Kissimmee got scarier for Anne when her club was raided recently and the police arrested her, her husband Neil Kenneth Orris, and her ex-husband Jack Heart. Attorney David Wasserman says Anne, who had a heart attack in January, asked for her medication, which was in the club. She was ignored. Workers at the jail recognized her illness and had her taken to a hospital. She was handcuffed and shackled to the bed for the duration of her stay.

You might think police were just trying to make the bondage girl comfortable. But a woman suffering heart trouble and being treated like a crackhead Hannibal Lecter, all for lewdness and not having an occupational license, is no joke. "[A second-degree misdemeanor is] the lowest charge on the totem pole next to a traffic violation," Wasserman says. "The Kissimmee police are the kings of bondage."

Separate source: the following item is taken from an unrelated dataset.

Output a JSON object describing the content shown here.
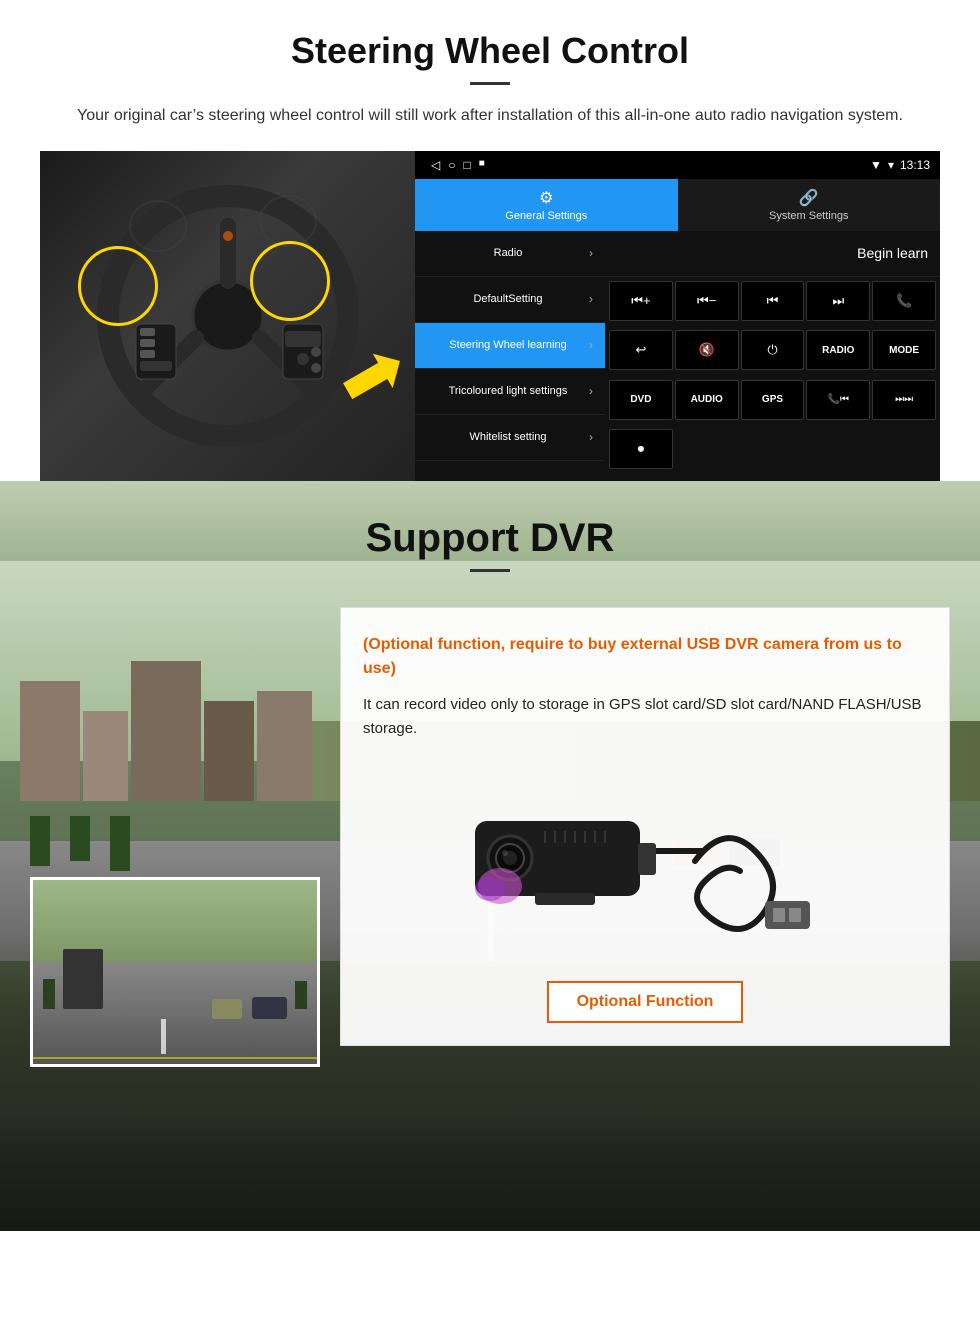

Considering the page of circuitous directions Anne wrote down for me, you'd really have to go out of your way for anyone to have gotten lewd with you at Studio Heart. As for the other charge, bets are on that if there was an unlicensed clown college in that warehouse, the occupants still would be making their balloon poodles in peace. We do, after all, live in an area whose attitudes are just to the left of Lancaster County.

But this isn't just sex, it's kink. Nudity's defense is, "it's natural." People who want to be hit, restrained, degraded or have their their boots licked are freaks. (OK, at least some of them are.) But on other levels that sort of thing goes on around us all the time.

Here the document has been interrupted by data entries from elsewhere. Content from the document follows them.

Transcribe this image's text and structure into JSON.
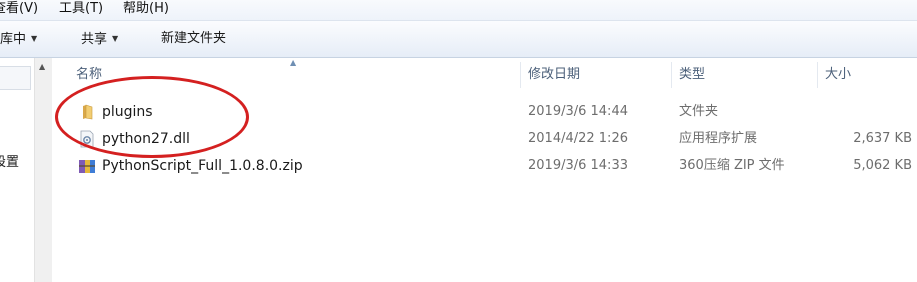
{
  "menubar": {
    "items": [
      {
        "label": "查看(V)"
      },
      {
        "label": "工具(T)"
      },
      {
        "label": "帮助(H)"
      }
    ]
  },
  "toolbar": {
    "include_in_library": "库中",
    "share": "共享",
    "new_folder": "新建文件夹"
  },
  "navpane": {
    "visible_text": "設置"
  },
  "columns": {
    "name": "名称",
    "date": "修改日期",
    "type": "类型",
    "size": "大小"
  },
  "files": [
    {
      "name": "plugins",
      "date": "2019/3/6 14:44",
      "type": "文件夹",
      "size": "",
      "icon": "folder-icon"
    },
    {
      "name": "python27.dll",
      "date": "2014/4/22 1:26",
      "type": "应用程序扩展",
      "size": "2,637 KB",
      "icon": "dll-file-icon"
    },
    {
      "name": "PythonScript_Full_1.0.8.0.zip",
      "date": "2019/3/6 14:33",
      "type": "360压缩 ZIP 文件",
      "size": "5,062 KB",
      "icon": "zip-archive-icon"
    }
  ],
  "annotation": {
    "shape": "ellipse",
    "color": "#d42020"
  }
}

If you've seen women willingly expose themselves to ridicule on Howard Stern's show on the E! channel, you've watched humiliation as entertainment. The office toadie itching to flatter and please the boss is a boot licker in a dress shirt instead of a dog collar. Ever see anyone tied to a loveless relationship or thankless job that they could have left but just kinda never did, preferring to make you an audience for their misery? They're martyrs, masochists and performance artists. And every girl who was over the age of 12 between 1976 and 1983 has worn jeans so tight they hurt, not to mention restricted movement and left zipper-shaped welts on her skin. We were all bound to please, and we never thought twice about it.

Fit to be tied

Props don't constitute perversion. We've all spent time on the cross, all seen the pain coming and not moved out of its way, and we all act out roles in power plays every day. If someone wanted to gag you for fun you'd be horrified, but you probably seldom say what you want to, anyway. Life can be perverse.

Anyone in the Heart crowd could be a criminal, but it should be an actual crime, not their fringe taste, that makes them so. Judging a book by its leatherbound cover is a bad idea. Ask the people who thought John Wayne Gacy was a pillar of the community.

Wasserman plans on boosting the Orris' legal defense fund by auctioning equipment from Studio Heart, which means you have a chance to see some cruel and unusual furniture, though you may have to stare at it for 20 minutes to answer the question, "How is that a chair?" Maybe they'll replace the gavel and the block with a riding crop and a slave. And this time I'll go. Last time I said I was all tied up. Or maybe it was "really beat."